Modulation of striated-muscle contractility by a high-affinity myosin-targeting peptide.

Myosin-based regulation has emerged as a fundamental new concept governing both cardiac and skeletal muscle contractile function during both health and disease states. Myosin-targeted therapeutics have the potential to treat heart failure with either systolic or diastolic dysfunction based on either activating or inhibiting the function of myosin. In this study, we developed a striated-muscle myosin-specific high-affinity peptide that targeted the proximal subfragment 2 (S2) region of the MYH7 myosin, which has been shown to undergo conformational changes associated with force generation by the myosin head domains.
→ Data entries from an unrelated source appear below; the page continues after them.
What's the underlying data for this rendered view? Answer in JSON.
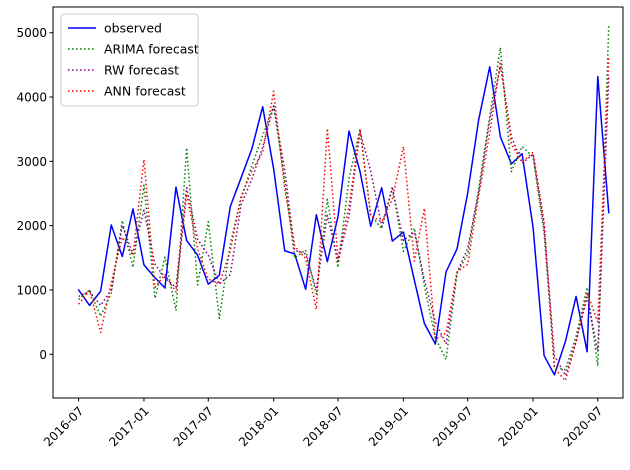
{
  "chart_data": {
    "type": "line",
    "title": "",
    "xlabel": "",
    "ylabel": "",
    "ylim": [
      -680,
      5400
    ],
    "xlim": [
      "2016-04-20",
      "2020-09-10"
    ],
    "grid": false,
    "legend_position": "upper-left",
    "yticks": [
      0,
      1000,
      2000,
      3000,
      4000,
      5000
    ],
    "xticks": [
      "2016-07",
      "2017-01",
      "2017-07",
      "2018-01",
      "2018-07",
      "2019-01",
      "2019-07",
      "2020-01",
      "2020-07"
    ],
    "x": [
      "2016-07",
      "2016-08",
      "2016-09",
      "2016-10",
      "2016-11",
      "2016-12",
      "2017-01",
      "2017-02",
      "2017-03",
      "2017-04",
      "2017-05",
      "2017-06",
      "2017-07",
      "2017-08",
      "2017-09",
      "2017-10",
      "2017-11",
      "2017-12",
      "2018-01",
      "2018-02",
      "2018-03",
      "2018-04",
      "2018-05",
      "2018-06",
      "2018-07",
      "2018-08",
      "2018-09",
      "2018-10",
      "2018-11",
      "2018-12",
      "2019-01",
      "2019-02",
      "2019-03",
      "2019-04",
      "2019-05",
      "2019-06",
      "2019-07",
      "2019-08",
      "2019-09",
      "2019-10",
      "2019-11",
      "2019-12",
      "2020-01",
      "2020-02",
      "2020-03",
      "2020-04",
      "2020-05",
      "2020-06",
      "2020-07",
      "2020-08"
    ],
    "series": [
      {
        "name": "observed",
        "color": "#0000ff",
        "style": "solid",
        "values": [
          1000,
          760,
          980,
          2010,
          1520,
          2260,
          1390,
          1190,
          1030,
          2600,
          1770,
          1540,
          1090,
          1230,
          2300,
          2740,
          3200,
          3850,
          2880,
          1610,
          1560,
          1010,
          2170,
          1440,
          2140,
          3470,
          2840,
          1990,
          2590,
          1760,
          1900,
          1150,
          480,
          160,
          1280,
          1640,
          2510,
          3650,
          4470,
          3380,
          2960,
          3120,
          1970,
          -20,
          -320,
          200,
          900,
          40,
          4320,
          2200
        ]
      },
      {
        "name": "ARIMA forecast",
        "color": "#008000",
        "style": "dotted",
        "values": [
          850,
          1000,
          590,
          950,
          2080,
          1350,
          2630,
          870,
          1510,
          680,
          3210,
          1080,
          2060,
          560,
          1720,
          2410,
          2940,
          3400,
          3860,
          2700,
          1500,
          1620,
          930,
          2410,
          1350,
          2730,
          3500,
          2170,
          1950,
          2610,
          1600,
          1960,
          1070,
          250,
          -80,
          1260,
          1560,
          2580,
          3700,
          4770,
          2840,
          3230,
          3070,
          1880,
          -200,
          -240,
          280,
          1040,
          -180,
          5130
        ]
      },
      {
        "name": "RW forecast",
        "color": "#800080",
        "style": "dotted",
        "values": [
          900,
          980,
          760,
          1000,
          2000,
          1560,
          2240,
          1400,
          1190,
          1040,
          2590,
          1790,
          1540,
          1090,
          1240,
          2320,
          2730,
          3220,
          3860,
          2870,
          1620,
          1560,
          1010,
          2160,
          1450,
          2150,
          3460,
          2850,
          1990,
          2580,
          1770,
          1900,
          1160,
          500,
          160,
          1270,
          1650,
          2510,
          3640,
          4480,
          3380,
          2970,
          3110,
          1970,
          -20,
          -330,
          200,
          890,
          50,
          4310
        ]
      },
      {
        "name": "ANN forecast",
        "color": "#ff0000",
        "style": "dotted",
        "values": [
          780,
          990,
          340,
          1110,
          1820,
          1540,
          3030,
          1040,
          1240,
          970,
          2490,
          1640,
          1170,
          1090,
          1610,
          2450,
          2860,
          3140,
          4090,
          2570,
          1680,
          1490,
          700,
          3510,
          1480,
          2300,
          3510,
          2150,
          2060,
          2410,
          3230,
          1450,
          2270,
          230,
          330,
          1280,
          1400,
          2470,
          3440,
          4550,
          3270,
          2990,
          3140,
          2060,
          -220,
          -410,
          190,
          960,
          500,
          4620
        ]
      }
    ]
  }
}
We characterized the peptide called Stabilizer using a wide range of biochemical, biophysical, and physiological methods, creating a multi-scale structure-activity relationship ranging from single-molecule assays to contractile measurements in intact cardiac muscle cells. The Stabilizer binds myosin S2 with low nanomolar affinity and strongly increases its mechanical stability as measured by single-molecule gravitational force spectroscopy and Förster resonance energy transfer measurements. The Stabilizer significantly inhibits myofibrilar contractility and ATPase activity, and it reduces myosin crossbridge kinetics in demembranated cardiac muscle cells. Biochemical modification of the Stabilizer further allowed measurements in intact porcine cardiomyocytes showing decreased contraction and relaxation kinetics in the presence of the peptide. Our results show that myosin S2-targeting peptides are biologicals with potential therapeutic applications for muscle diseases.